Liputan6.com, Jakarta Letak toilet terlalu jauh, toilet kurang bersih, malas ke toilet dan banyak alasan lain terkadang membuat banyak wanita menahan buang air kecil. Padahal, bila terlalu sering menahan masalah kesehatan rentan datang.

“Seseorang seharusnya buang air kecil setiap empat hingga enam jam. Jika kamu terbiasa menahan kencing terlalu lama, maka akan ada dampaknya,” jelas dokter Lauren Streicher seperti dilansir Redbook.

Sering menahan pipis bisa membuat otot panggul yang dapat melemah dan berujung kehilangan kontrol pada fungsi kandung kemih.

“Otot panggul berperan dalam mengatur serta membantu baik dalam mengeluarkan kencing atau menahannya,” ungkap Streicher.

“Namun jika kamu terus menerus menahan kencing, akibatnya kamu bakal mengalami disfungsi pada otot panggul-mu,” sambungnya.

2 dari 2 halaman

Sakit perut bagian bawah

Dampak lain yang muncul dari menahan kencing ini adalah rasa sakit. Ketika menahan kencing terlalu lama maka akan muncul rasa sakit dan bahkan jika terus menerus terjadi maka rasa ini dapat berlanjut pada perut bagian bawah.

“Jika rasa sakit ini sudah mulai muncul pada perut bagian bawah, rasa sakit ini tidak akan mudah menghilang. Otot kamu bakal menggertak dan bahkan hampur kejang sehingga mereka tidak bisa menjadi santai,” jelas Streicher.

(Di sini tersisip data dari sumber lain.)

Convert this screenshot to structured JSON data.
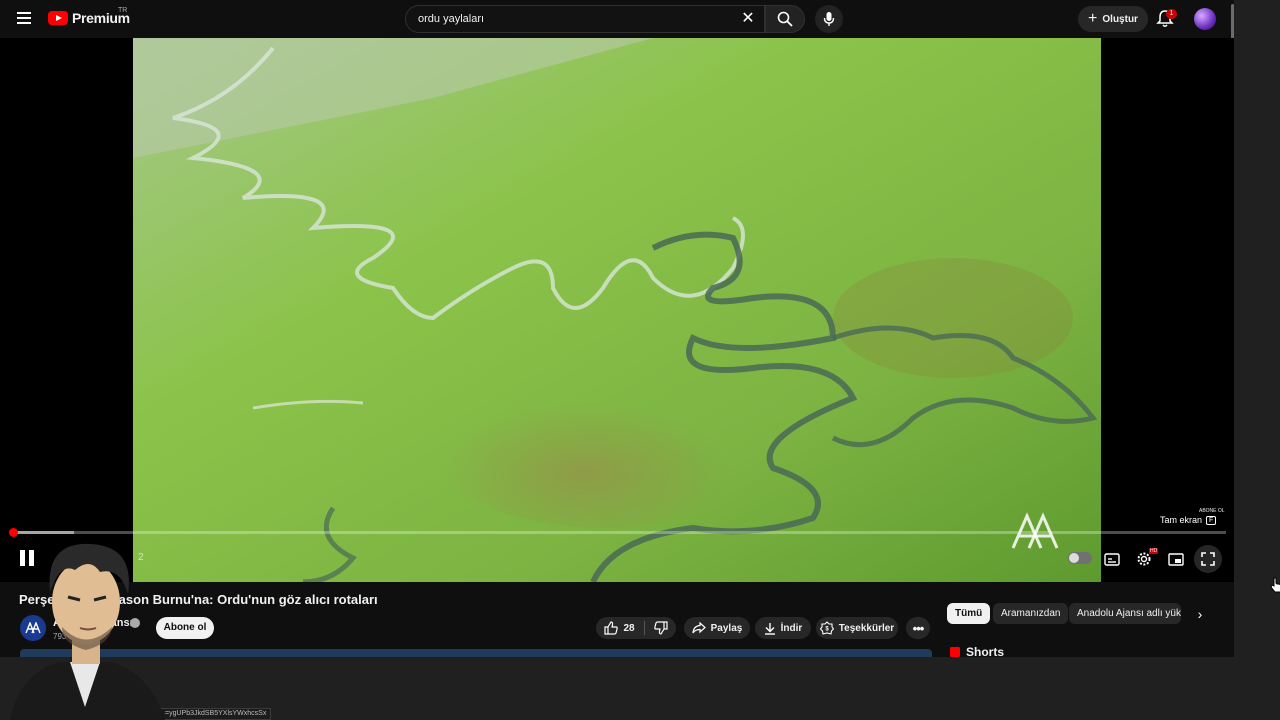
{
  "header": {
    "logo_text": "Premium",
    "country_code": "TR",
    "search_value": "ordu yaylaları",
    "create_label": "Oluştur",
    "notification_count": "1"
  },
  "player": {
    "time_text": "2",
    "fullscreen_tooltip": "Tam ekran",
    "fullscreen_key": "F",
    "watermark_text": "ABONE OL",
    "progress_played_fraction": 0.002,
    "progress_loaded_fraction": 0.052
  },
  "video": {
    "title": "Perşembe'den Yason Burnu'na: Ordu'nun göz alıcı rotaları",
    "channel_name": "Anadolu Ajansı",
    "subscriber_count": "793 B abone",
    "subscribe_label": "Abone ol",
    "like_count": "28",
    "share_label": "Paylaş",
    "download_label": "İndir",
    "thanks_label": "Teşekkürler"
  },
  "sidebar": {
    "chips": [
      "Tümü",
      "Aramanızdan",
      "Anadolu Ajansı adlı yüklemeler"
    ],
    "shorts_heading": "Shorts"
  },
  "status_bar": {
    "url_fragment": "=ygUPb3JkdSB5YXlsYWxhcsSx"
  },
  "colors": {
    "brand_red": "#ff0000",
    "background": "#0f0f0f",
    "button_bg": "#272727"
  }
}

Konsekuensi akhir dari kebiasaan menahan kencing ini adalah kandung kemih yang menjadi renggang. Jika hal ini terjadi, maka tubuh mulai kehilangan petunjuk kapan kandung kemih harus dikosongkan sehingga dapat berakibat pada seringnya kelepasan buang air.

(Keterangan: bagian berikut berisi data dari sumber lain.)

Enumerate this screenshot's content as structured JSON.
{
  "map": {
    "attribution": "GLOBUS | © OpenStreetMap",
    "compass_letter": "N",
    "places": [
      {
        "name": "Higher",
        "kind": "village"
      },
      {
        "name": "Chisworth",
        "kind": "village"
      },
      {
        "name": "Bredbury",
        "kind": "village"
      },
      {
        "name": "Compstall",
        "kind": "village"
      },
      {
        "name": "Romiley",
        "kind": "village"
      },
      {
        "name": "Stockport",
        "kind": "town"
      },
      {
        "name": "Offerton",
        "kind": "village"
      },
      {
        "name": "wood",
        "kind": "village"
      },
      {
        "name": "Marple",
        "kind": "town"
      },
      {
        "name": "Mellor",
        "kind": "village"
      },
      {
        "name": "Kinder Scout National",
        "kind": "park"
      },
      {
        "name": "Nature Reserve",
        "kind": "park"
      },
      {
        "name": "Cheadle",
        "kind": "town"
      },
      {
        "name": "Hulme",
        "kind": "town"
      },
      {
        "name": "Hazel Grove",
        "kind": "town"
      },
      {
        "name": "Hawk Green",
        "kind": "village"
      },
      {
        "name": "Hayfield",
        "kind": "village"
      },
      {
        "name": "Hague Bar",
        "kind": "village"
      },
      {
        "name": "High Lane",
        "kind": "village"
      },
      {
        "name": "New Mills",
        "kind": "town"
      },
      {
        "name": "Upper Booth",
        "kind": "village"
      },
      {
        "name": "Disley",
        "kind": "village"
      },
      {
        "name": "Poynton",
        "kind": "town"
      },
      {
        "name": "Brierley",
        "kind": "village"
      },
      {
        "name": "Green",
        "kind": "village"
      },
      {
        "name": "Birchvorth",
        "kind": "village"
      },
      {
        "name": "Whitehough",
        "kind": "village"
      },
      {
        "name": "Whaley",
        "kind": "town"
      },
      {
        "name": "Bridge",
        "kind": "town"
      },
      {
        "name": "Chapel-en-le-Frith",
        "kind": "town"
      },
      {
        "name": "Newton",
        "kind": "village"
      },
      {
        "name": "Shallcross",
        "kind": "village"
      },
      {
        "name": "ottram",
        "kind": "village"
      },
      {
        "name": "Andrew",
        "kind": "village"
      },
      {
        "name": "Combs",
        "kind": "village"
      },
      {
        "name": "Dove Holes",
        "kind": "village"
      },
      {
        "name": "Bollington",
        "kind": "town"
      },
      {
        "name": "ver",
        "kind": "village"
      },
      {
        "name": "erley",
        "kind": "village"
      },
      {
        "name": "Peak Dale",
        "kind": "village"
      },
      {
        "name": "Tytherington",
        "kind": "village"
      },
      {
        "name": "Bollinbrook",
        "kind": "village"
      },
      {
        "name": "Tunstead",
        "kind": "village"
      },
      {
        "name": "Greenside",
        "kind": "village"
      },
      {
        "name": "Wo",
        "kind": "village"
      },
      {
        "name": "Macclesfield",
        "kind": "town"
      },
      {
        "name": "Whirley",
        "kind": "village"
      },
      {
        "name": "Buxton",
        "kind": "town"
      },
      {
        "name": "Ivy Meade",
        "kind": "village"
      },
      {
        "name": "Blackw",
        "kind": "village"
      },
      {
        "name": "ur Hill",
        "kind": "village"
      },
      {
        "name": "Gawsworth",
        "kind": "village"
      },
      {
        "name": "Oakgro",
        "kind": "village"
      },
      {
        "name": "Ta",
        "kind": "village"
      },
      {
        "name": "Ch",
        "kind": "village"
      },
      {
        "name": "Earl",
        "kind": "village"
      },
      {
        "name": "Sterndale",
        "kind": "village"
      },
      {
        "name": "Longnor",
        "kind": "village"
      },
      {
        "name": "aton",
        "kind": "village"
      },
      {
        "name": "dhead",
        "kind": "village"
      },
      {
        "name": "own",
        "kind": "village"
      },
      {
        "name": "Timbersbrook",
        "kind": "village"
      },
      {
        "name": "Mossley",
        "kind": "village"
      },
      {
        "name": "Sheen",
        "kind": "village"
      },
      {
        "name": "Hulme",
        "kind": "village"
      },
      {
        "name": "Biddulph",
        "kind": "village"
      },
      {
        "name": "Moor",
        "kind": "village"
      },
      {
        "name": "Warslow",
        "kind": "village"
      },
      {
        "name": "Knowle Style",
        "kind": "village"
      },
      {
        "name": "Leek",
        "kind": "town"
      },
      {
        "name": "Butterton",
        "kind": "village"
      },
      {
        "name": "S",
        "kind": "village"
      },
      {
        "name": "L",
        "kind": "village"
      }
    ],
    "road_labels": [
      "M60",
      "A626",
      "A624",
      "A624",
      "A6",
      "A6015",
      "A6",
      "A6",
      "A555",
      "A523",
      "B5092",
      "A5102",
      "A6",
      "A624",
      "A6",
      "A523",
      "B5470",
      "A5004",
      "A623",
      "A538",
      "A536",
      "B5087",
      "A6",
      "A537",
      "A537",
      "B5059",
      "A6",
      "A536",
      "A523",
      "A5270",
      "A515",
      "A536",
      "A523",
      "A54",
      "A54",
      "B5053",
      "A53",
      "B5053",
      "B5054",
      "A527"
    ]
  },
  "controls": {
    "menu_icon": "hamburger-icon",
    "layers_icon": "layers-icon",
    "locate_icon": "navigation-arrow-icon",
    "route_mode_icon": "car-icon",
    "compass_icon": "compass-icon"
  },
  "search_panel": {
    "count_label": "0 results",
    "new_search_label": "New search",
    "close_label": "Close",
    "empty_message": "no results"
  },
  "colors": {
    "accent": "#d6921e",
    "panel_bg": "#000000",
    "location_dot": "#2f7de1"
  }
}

Walau begitu, Streicher juga menyebut bahwa kamu tidak harus tergesa-gesa jika mulai merasa ingin buang air.

“Kamu tidak harus langsung buang air setelah merasa kebelet. Penanda paling penting yang harus dikenali adalah jangan sampai kamu menahannya hingga tak nyaman. Jika sudah merasa tak nyaman, artinya kamu sudah menahannya terlalu lama,” tandasnya.